Watch and learn. Faubert has already teamed up with CogniSens Athletics to create NeuroTracker, a training system that enhances multiple-object tracking. The ability to track multiple objects at once prepares athletes for high-speed sports situations, like deciphering a defense or reading a baseball as it leaves the pitcher hand. In an attempt to condition the mind using a computer screen, users begin by monitoring a series of targets bouncing around on the big screen. Subjects start out sitting, but progress to standing or performing sports-specific movements while at the same time tracking targets. Over time, the objects speed up and the user is asked to perform more complex movements to get them thinking on their feet.
Take a shot. The team at IntelliGym® has devised a system for improving shot selection and on-court vision outside of the gym. As a matter of fact, there’s no ball or basket.
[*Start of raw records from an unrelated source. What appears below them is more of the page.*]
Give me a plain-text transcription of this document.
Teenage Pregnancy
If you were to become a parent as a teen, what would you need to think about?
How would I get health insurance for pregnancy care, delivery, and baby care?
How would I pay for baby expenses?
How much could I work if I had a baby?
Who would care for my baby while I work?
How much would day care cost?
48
Using a computer screen and keyboard, athletes play a virtual game to improve sport-related skills including peripheral vision and reaction speed. And this isn’t just for basketball players — a similar training approach has brought success to hockey players and pilots, too. In one NASA sponsored research project conducted on U.S. and Israeli Air Force pilots, the cognitive training improved their performance in the cockpit by 30 percent, thereby minimizing “aerial errors and the collateral damage.”
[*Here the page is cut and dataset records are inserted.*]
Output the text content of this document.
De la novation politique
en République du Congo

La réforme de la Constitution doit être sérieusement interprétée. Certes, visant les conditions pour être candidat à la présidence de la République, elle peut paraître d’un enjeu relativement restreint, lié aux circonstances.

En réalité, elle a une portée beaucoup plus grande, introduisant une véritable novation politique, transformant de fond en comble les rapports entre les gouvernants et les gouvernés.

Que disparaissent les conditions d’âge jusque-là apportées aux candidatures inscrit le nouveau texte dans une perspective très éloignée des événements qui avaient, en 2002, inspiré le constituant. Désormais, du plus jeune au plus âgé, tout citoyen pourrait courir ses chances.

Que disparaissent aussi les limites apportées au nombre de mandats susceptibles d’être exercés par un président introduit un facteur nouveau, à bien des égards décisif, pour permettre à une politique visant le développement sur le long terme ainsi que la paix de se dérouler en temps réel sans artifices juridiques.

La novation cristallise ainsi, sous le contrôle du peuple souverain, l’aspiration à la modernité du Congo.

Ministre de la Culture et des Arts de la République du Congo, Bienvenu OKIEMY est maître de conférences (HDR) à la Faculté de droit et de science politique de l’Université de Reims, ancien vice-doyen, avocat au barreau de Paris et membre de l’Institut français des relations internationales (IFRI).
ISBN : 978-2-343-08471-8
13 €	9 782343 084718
See for yourself. The Retina Institute of Hawaii is teaming up with Nike to create a one-of-a-kind neurosensory and physical training facility. Translation: Doctors are assessing performance based on what an athlete is able to see, not what a scout thinks they see. The evaluation includes a trip to the NIKE SPARQ Sensory Station for a 30-minute evaluation that measures things like visual clarity, depth perception and hand-eye coordination. Next, an eye exam is conducted to further assess vision. Finally, individuals complete five to 10 sports vision training sessions at the Center of Excellence targeting specific sensory strengths and weaknesses.
Meanwhile, companies like Axon Sports are only just scratching the surface of athletic cognitive training. In December 2013 Axon announced a partnership with GSK Human Performance Lab that would enable these two collaborators “to understand and assist elite athletes in their complete body-brain preparation.” Because after all, what athletes, coaches and franchises aren’t looking for the complete package?
Once upon a time weight training and cardio conditioning were enough to transform an average Joe into an all-pro. With more and more individuals striving to harness a competitive edge, the evolution of sport is only in its infancy. By transforming the latest neuroscience research into actionable game-changing performance enhancers, don’t be surprised if brains eventually overtake brawn in the battle for athletic supremacy.